The Institute of Chartered Accountants of Nigeria (ICAN) and other groups yesterday disagreed over two bills -Bill for Chartered Institute of Forensic and Investigative Auditors (CIFIA), and the Bill for Chartered Institute of Forensic Accountants of Nigeria (CIFAN).
The promoters of the two bills during a Senate public hearing said the main objective was to entrench forensic accounting and audit in financial investigations of public and private entities.
This, according to them, would help in generating reports that could be tendered and admitted in court for the prosecution of financial crimes.
Presenting their memoranda at the session, promoters of the CIFAN, Prof Usman Ali Awheela and CIFIA, Mrs. Victoria Ayishetu Enape complained that their members are not being allowed to practice forensic accounting and auditing as there was no enabling laws to that effect.
Mrs. Enape said: “If the Bill for Chartered Institute of Forensic Accountants of Nigeria is passed, it will help Nigeria to have skilled professionals to deepen the fraud prevention, detection and preserve money in government treasury for infrastructural development that is fast disappearing in our country today.”

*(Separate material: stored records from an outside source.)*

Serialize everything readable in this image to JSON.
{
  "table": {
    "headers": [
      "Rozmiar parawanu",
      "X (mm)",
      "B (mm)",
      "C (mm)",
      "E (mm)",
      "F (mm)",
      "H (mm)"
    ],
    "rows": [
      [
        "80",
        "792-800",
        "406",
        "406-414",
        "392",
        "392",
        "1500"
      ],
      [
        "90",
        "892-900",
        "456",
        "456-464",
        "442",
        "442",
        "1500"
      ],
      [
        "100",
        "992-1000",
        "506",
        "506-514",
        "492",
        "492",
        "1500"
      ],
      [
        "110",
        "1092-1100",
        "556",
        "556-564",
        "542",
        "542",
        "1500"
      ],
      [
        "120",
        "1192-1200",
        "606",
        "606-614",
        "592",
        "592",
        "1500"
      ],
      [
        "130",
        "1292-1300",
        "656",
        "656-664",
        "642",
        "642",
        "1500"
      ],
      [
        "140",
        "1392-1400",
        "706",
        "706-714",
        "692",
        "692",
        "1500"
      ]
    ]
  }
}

She dismissed fears among stakeholders that the establishment of the proposed professional bodies would trigger conflict with ICAN and other existing accounting bodies.
Also, Awheela argued that forensic accounting is the unique blend of education and experience in applying accounting, auditing skills and investigative techniques to uncover truth, form legal opinions in order to assist in litigation support.
“Forensic accounting professionals provide assistance on cases which are primarily related to calculation and estimation of economic damages and related issues that include white-collar crimes,” Awheela added.